Damit ist diese Regelung meines Erachtens unklar und intransparent, so dass § 89 HGB zumindest ergänzend betrachtet werden sollte.

Dieser besagt:

(1) Ist das Vertragsverhältnis auf unbestimmte Zeit eingegangen, so kann es im ersten Jahr der Vertragsdauer mit einer Frist von einem Monat, im zweiten Jahr mit einer Frist von zwei Monaten und im dritten bis fünften Jahr mit einer Frist von drei Monaten gekündigt werden. Nach einer Vertragsdauer von fünf Jahren kann das Vertragsverhältnis mit einer Frist von sechs Monaten gekündigt werden. Die Kündigung ist nur für den Schluß eines Kalendermonats zulässig, sofern keine abweichende Vereinbarung getroffen ist.
(2) Die Kündigungsfristen nach Absatz 1 Satz 1 und 2 können durch Vereinbarung verlängert werden; die Frist darf für den Unternehmer nicht kürzer sein als für den Handelsvertreter. Bei Vereinbarung einer kürzeren Frist für den Unternehmer gilt die für den Handelsvertreter vereinbarte Frist.
(3) Ein für eine bestimmte Zeit eingegangenes Vertragsverhältnis, das nach Ablauf der vereinbarten Laufzeit von beiden Teilen fortgesetzt wird, gilt als auf unbestimmte Zeit verlängert. Für die Bestimmung der Kündigungsfristen nach Absatz 1 Satz 1 und 2 ist die Gesamtdauer des Vertragsverhältnisses maßgeblich.
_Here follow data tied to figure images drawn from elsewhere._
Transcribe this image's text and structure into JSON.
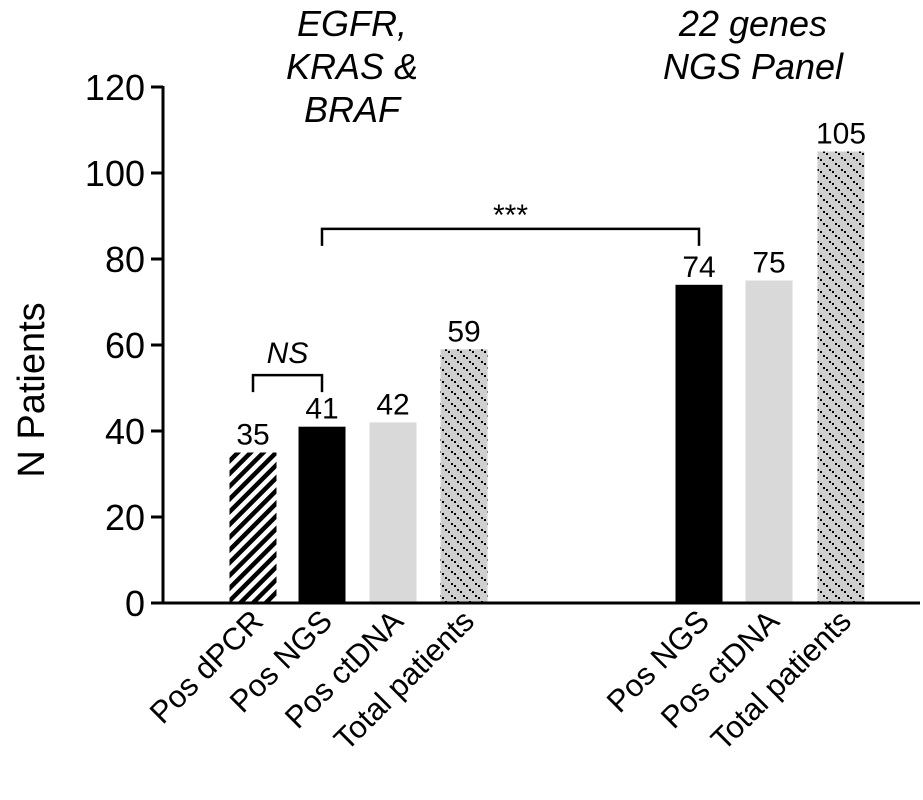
{
  "chart_data": {
    "type": "bar",
    "ylabel": "N Patients",
    "ylim": [
      0,
      120
    ],
    "yticks": [
      0,
      20,
      40,
      60,
      80,
      100,
      120
    ],
    "groups": [
      {
        "title_lines": [
          "EGFR,",
          "KRAS &",
          "BRAF"
        ],
        "bars": [
          {
            "category": "Pos dPCR",
            "value": 35,
            "fill": "hatch"
          },
          {
            "category": "Pos NGS",
            "value": 41,
            "fill": "#000000"
          },
          {
            "category": "Pos ctDNA",
            "value": 42,
            "fill": "#d9d9d9"
          },
          {
            "category": "Total patients",
            "value": 59,
            "fill": "dots"
          }
        ]
      },
      {
        "title_lines": [
          "22 genes",
          "NGS Panel"
        ],
        "bars": [
          {
            "category": "Pos NGS",
            "value": 74,
            "fill": "#000000"
          },
          {
            "category": "Pos ctDNA",
            "value": 75,
            "fill": "#d9d9d9"
          },
          {
            "category": "Total patients",
            "value": 105,
            "fill": "dots"
          }
        ]
      }
    ],
    "annotations": [
      {
        "label": "NS",
        "italic": true,
        "from": [
          0,
          0
        ],
        "to": [
          0,
          1
        ],
        "y": 53
      },
      {
        "label": "***",
        "italic": false,
        "from": [
          0,
          1
        ],
        "to": [
          1,
          0
        ],
        "y": 87
      }
    ]
  }
}
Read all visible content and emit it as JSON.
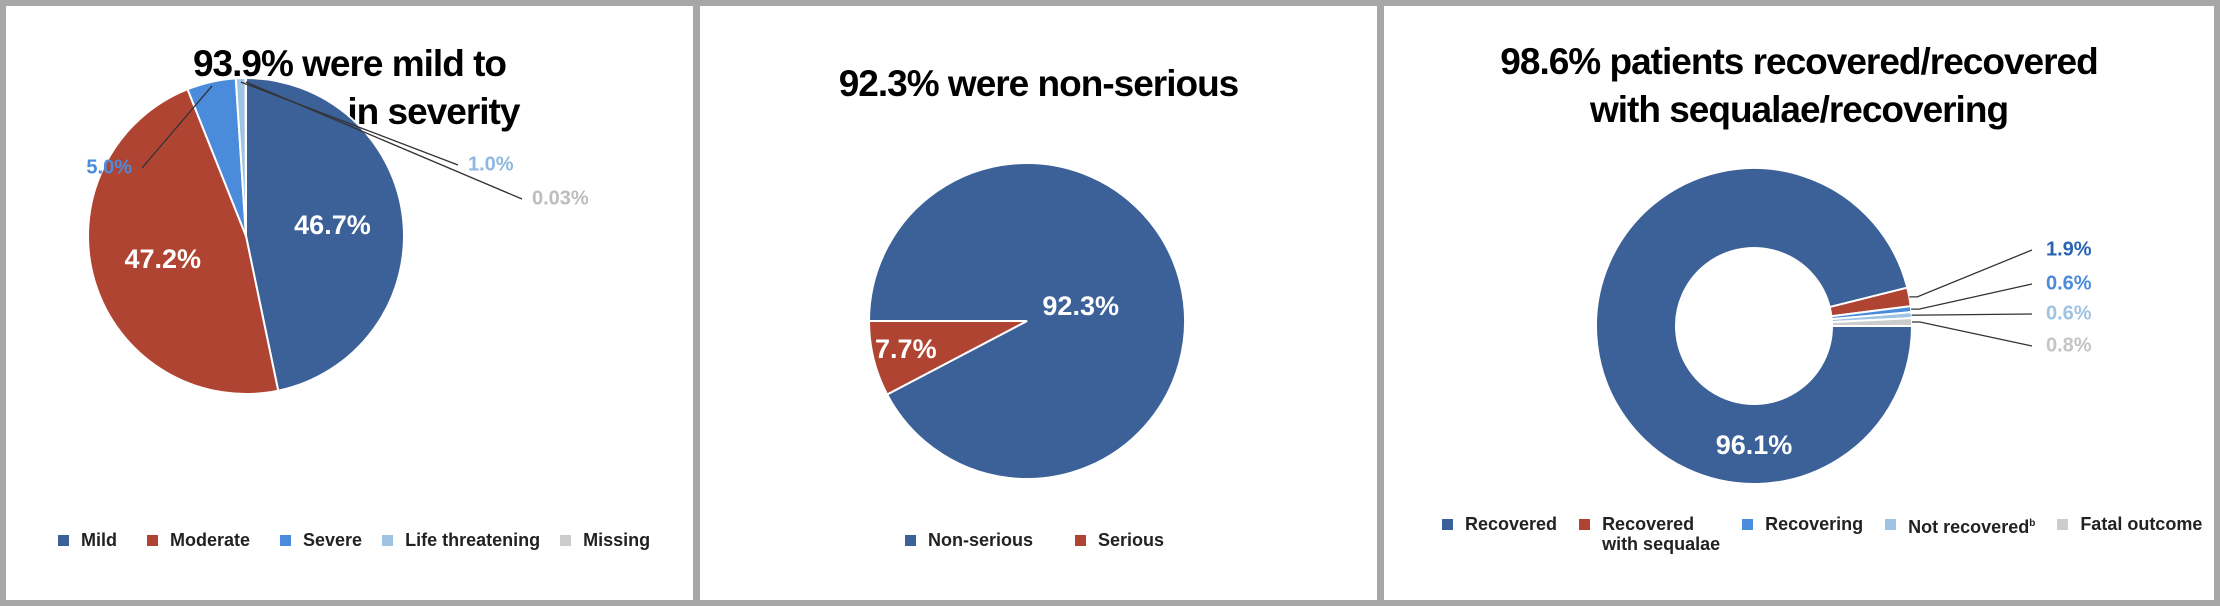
{
  "colors": {
    "dark_blue": "#3b6198",
    "red": "#b04433",
    "mid_blue": "#4a8bdb",
    "light_blue": "#9fc3e3",
    "gray": "#cccccc"
  },
  "chart_data": [
    {
      "type": "pie",
      "title": "93.9% were mild to moderate in severity",
      "title_lines": [
        "93.9% were mild to",
        "moderate in severity"
      ],
      "slices": [
        {
          "name": "Mild",
          "value": 46.7,
          "label": "46.7%",
          "color": "#3b6198"
        },
        {
          "name": "Moderate",
          "value": 47.2,
          "label": "47.2%",
          "color": "#b04433"
        },
        {
          "name": "Severe",
          "value": 5.0,
          "label": "5.0%",
          "color": "#4a8bdb"
        },
        {
          "name": "Life threatening",
          "value": 1.0,
          "label": "1.0%",
          "color": "#9fc3e3"
        },
        {
          "name": "Missing",
          "value": 0.03,
          "label": "0.03%",
          "color": "#cccccc"
        }
      ],
      "legend": [
        "Mild",
        "Moderate",
        "Severe",
        "Life threatening",
        "Missing"
      ]
    },
    {
      "type": "pie",
      "title": "92.3% were non-serious",
      "title_lines": [
        "92.3% were non-serious"
      ],
      "slices": [
        {
          "name": "Non-serious",
          "value": 92.3,
          "label": "92.3%",
          "color": "#3b6198"
        },
        {
          "name": "Serious",
          "value": 7.7,
          "label": "7.7%",
          "color": "#b04433"
        }
      ],
      "legend": [
        "Non-serious",
        "Serious"
      ]
    },
    {
      "type": "donut",
      "title": "98.6% patients recovered/recovered with sequalae/recovering",
      "title_lines": [
        "98.6% patients recovered/recovered",
        "with sequalae/recovering"
      ],
      "slices": [
        {
          "name": "Recovered",
          "value": 96.1,
          "label": "96.1%",
          "color": "#3b6198"
        },
        {
          "name": "Recovered with sequalae",
          "value": 1.9,
          "label": "1.9%",
          "color": "#b04433"
        },
        {
          "name": "Recovering",
          "value": 0.6,
          "label": "0.6%",
          "color": "#4a8bdb"
        },
        {
          "name": "Not recovered",
          "value": 0.6,
          "label": "0.6%",
          "color": "#9fc3e3"
        },
        {
          "name": "Fatal outcome",
          "value": 0.8,
          "label": "0.8%",
          "color": "#cccccc"
        }
      ],
      "legend": [
        {
          "lines": [
            "Recovered"
          ]
        },
        {
          "lines": [
            "Recovered",
            "with sequalae"
          ]
        },
        {
          "lines": [
            "Recovering"
          ]
        },
        {
          "lines": [
            "Not recovered"
          ],
          "sup": "b"
        },
        {
          "lines": [
            "Fatal outcome"
          ]
        }
      ]
    }
  ]
}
Ihr Vertrag ist zunächst auf bestimmte Zeit geschlossen ( bis 31.10. 2019), so dass Abs. 1 auf Sie nicht passt. Ohne Bekundung weiter arbeiten zu wollen kommt es nämlich nicht zu dem Vertrag auf unbestimmte Zeit (unbestimmt deshalb, weil er sich beliebig oft verlängert, wenn keine Kündigung eingeht). Grundsätzlich endet Ihr Vertrag also automatisch am 31.10.2019, wenn es nicht Ihrem Willen entspricht, weiterzuarbeiten. Die Kündigungsfristen sind danach für 5 Jahre ausgeschlossen und dann tritt eine jährliche Kündbarkeit ein.
Auch nach § 89 HGB ist also eine Kündigung nicht erforderlich, da der Vertrag zunächst auf bestimmte Zeit geschlossen ist, und danach eine Bedingung ( Ihr Wille zur Weiterführung) vorliegen muss. Der Vertrag endet automatisch, wenn die Bedingung nicht vorliegt.

Fazit 2: Der Vertrag ist derzeit auf bestimmte Zeit geschlossen und endet automatisch mit dem Ablauf des 31.10.2019, wenn er nicht mit Ihrem Willen fortgesetzt wird. Dennoch würde ich, wenn Sie Ihre Entscheidung heut schon fest getroffen haben, den Franchisegeber heute noch Anschreiben, um nachweisbar mitzuteilen, dass Sie nicht weiterarbeiten wollen.

Gesamtergebnis: Eine Kündigung ist nicht erforderlich, wohl aber die Kundgabe des Willens, nicht mehr mit dem Franchisegeber an den Standorten XY arbeiten zu wollen. Dies sollten Sie möglichst schnell erledigen.


Ich hoffe, Ihre Frage verständlich beantwortet zu haben und bedanke mich für das entgegengebrachte Vertrauen. Bei Unklarheiten können Sie die kostenlose Nachfragefunktion benutzen.